How to Implement Task Cards

Although we start and end our day at the same time, we tackle the rest of the school day without a set time schedule. Instead, we have a daily flow...a rotation of subjects in groups of three.

Here's a few last minute tips for ordering task cards.

  • Obviously subjects done altogether need to be planned for when you ALL will be available to do them. For me, it is easiest to schedule these at the natural "start ups" of the day...the start of the morning just after I do a few preschool activities with my littlest learner and just after lunch/afternoon chores. 
  • One of the primary reasons for implementing work boxes or task cards is to encourage independence. Once the task cards are in place, you should not have to tell your child what they should be working on and you should not find them wandering around with nothing to do. They should be responsible to consult their card and get busy on the next task. 
  • In order for a child to be TRULY independent with his/her work, the work has to be easily accessible. All books and supplies should be stored in such a way that a child can get the, and put them back ALL BY THEMSELVES. 
  • The older the child, the more helpful task cards become. Obviously with my kindergartener, the task cards have been a nice learning process. I don't expect as much independence from him as I do from my fourth grade. She, on the other hand, can and DOES work through her card with very little involvement from me. There are, obviously, still subjects that I work on with her. But, the responsibility to be ready for those subjects...and ready ON TIME...lies on her.
  • These cards have revolutionized our day.  They have given us order, allowed us to include some fun extras throughout each day, and have encouraged some much-needed independence.  I hope they will be a help to you, as well.  

For more information or to find out how to access the Task Cards, be sure to read my original post.

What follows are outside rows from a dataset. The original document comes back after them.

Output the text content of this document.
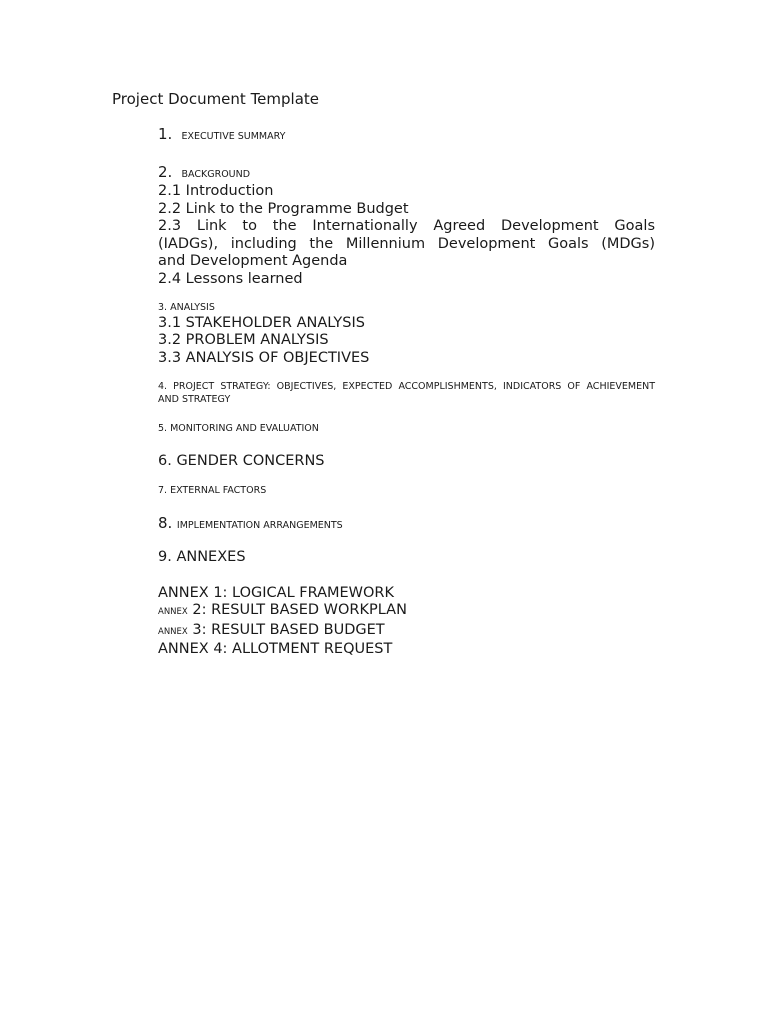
Project Document Template
1. EXECUTIVE SUMMARY
2. BACKGROUND
2.1 Introduction
2.2 Link to the Programme Budget
2.3 Link to the Internationally Agreed Development Goals
(IADGs), including the Millennium Development Goals (MDGs)
and Development Agenda
2.4 Lessons learned
3. ANALYSIS
3.1 STAKEHOLDER ANALYSIS
3.2 PROBLEM ANALYSIS
3.3 ANALYSIS OF OBJECTIVES
4. PROJECT STRATEGY: OBJECTIVES, EXPECTED ACCOMPLISHMENTS, INDICATORS OF ACHIEVEMENT
AND STRATEGY
5. MONITORING AND EVALUATION
6. GENDER CONCERNS
7. EXTERNAL FACTORS
8. IMPLEMENTATION ARRANGEMENTS
9. ANNEXES
ANNEX 1: LOGICAL FRAMEWORK
ANNEX 2: RESULT BASED WORKPLAN
ANNEX 3: RESULT BASED BUDGET
ANNEX 4: ALLOTMENT REQUEST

  1. What a great idea! I just printed them off and will laminate them soon. :) I tried getting both of my older kids a planner this year so I could write down what they needed to do each day, but that never panned out like I hoped. I think they'll like this. Thanks again, Jamie!

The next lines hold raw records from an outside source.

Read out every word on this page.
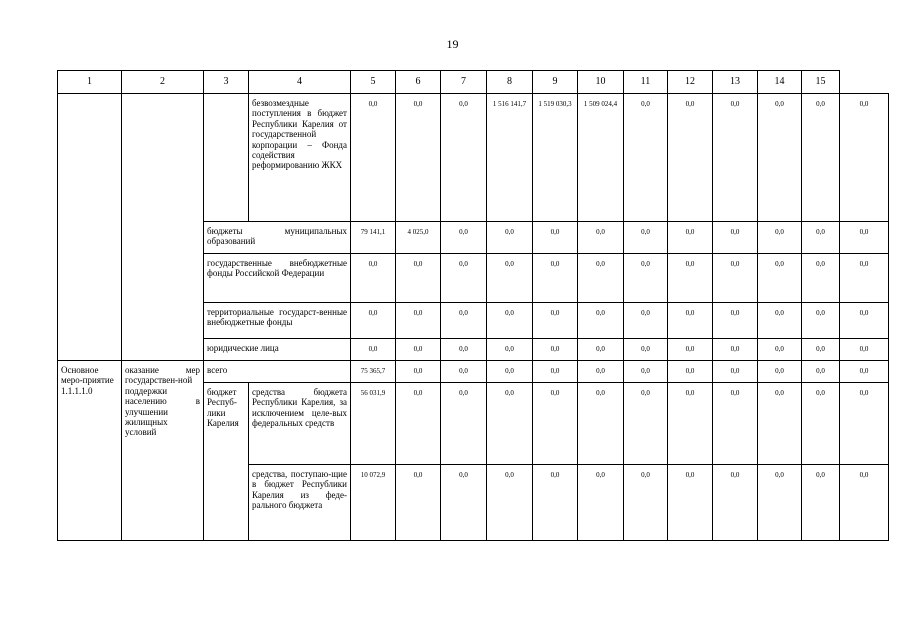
19
1	2	3	4	5	6	7	8	9	10	11	12	13	14	15	
			безвозмездные поступления в бюджет Республики Карелия от государственной корпорации – Фонда содействия реформированию ЖКХ	0,0	0,0	0,0	1 516 141,7	1 519 030,3	1 509 024,4	0,0	0,0	0,0	0,0	0,0	0,0
		бюджеты муниципальных образований		79 141,1	4 025,0	0,0	0,0	0,0	0,0	0,0	0,0	0,0	0,0	0,0	0,0
		государственные внебюджетные фонды Российской Федерации		0,0	0,0	0,0	0,0	0,0	0,0	0,0	0,0	0,0	0,0	0,0	0,0
		территориальные государст-венные внебюджетные фонды		0,0	0,0	0,0	0,0	0,0	0,0	0,0	0,0	0,0	0,0	0,0	0,0
		юридические лица		0,0	0,0	0,0	0,0	0,0	0,0	0,0	0,0	0,0	0,0	0,0	0,0
Основное меро-приятие 1.1.1.1.0	оказание мер государствен-ной поддержки населению в улучшении жилищных условий	всего		75 365,7	0,0	0,0	0,0	0,0	0,0	0,0	0,0	0,0	0,0	0,0	0,0
		бюджет Респуб-лики Карелия	средства бюджета Республики Карелия, за исключением целе-вых федеральных средств	56 031,9	0,0	0,0	0,0	0,0	0,0	0,0	0,0	0,0	0,0	0,0	0,0
			средства, поступаю-щие в бюджет Республики Карелия из феде-рального бюджета	10 072,9	0,0	0,0	0,0	0,0	0,0	0,0	0,0	0,0	0,0	0,0	0,0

    1. You'll have to let me know how they work for you.

    2. Okay...had to write you a little note about how it's going. We completed making our cards today and the kids were so excited that they immediately wanted me to fill them up with stuff to do (please put "comp game" on there - ha!). They are really enjoying it. I can't keep up with their enthusiasm, but I must say that I loved how they got through their studies, very excited to put those tabs away. :)

    3. Yea!! So glad they started off with a bang. And thanks for letting me know. My middle boy loooooves comp game too.

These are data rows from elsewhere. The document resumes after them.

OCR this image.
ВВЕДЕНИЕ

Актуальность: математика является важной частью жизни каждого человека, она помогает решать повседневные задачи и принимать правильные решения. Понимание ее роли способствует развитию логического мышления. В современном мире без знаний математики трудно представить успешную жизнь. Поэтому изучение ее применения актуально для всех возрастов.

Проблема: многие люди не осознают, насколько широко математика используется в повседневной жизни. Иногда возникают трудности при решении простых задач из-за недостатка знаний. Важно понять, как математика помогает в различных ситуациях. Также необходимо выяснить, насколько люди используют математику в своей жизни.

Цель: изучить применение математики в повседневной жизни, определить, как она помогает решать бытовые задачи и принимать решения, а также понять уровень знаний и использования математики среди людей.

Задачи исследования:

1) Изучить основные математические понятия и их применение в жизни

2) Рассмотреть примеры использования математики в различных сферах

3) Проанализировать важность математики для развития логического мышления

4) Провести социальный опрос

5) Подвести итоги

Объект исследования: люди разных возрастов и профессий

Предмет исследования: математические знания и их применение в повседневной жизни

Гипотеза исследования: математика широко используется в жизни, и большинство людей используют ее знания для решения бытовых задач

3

    4. http://www.dearlylovedmist.com/2013/01/january-pictures.html

      A picture of my kids making the task cards is in this post. :)

  2. Thank you so much for this printable! I printed them off this morning on 8.5x11 and they worked great for us and the space we have--my daughter loved it!!

  3. I know they say there are no silly questions, but...how do your children know what to do when they get a particular task off the card? For instance, if they have math to start, how do they know what math to do? When do you accomplish the additional preparations that requires beyond setting up the task cards?
    Thank you, by the way. We've been trying to find a way to make the workbox system work for us, too.

  4. Is there a way to access the printable without a Facebook account? I don't have one and have no desire to get one.

  5. Thanks for making these available and for the video tutorials. I'm new to homeschooling (this will be our 1st year) and I think these will be helpful for ME (& the kiddos too) to remind me what is supposed to be going on. Thanks!

  6. Thank you! These cards just look great! From how old would you think they might be helpful?

    1. I think you could actually use them with a child as young as 4. They don't have to be able to read because the pictures show each task.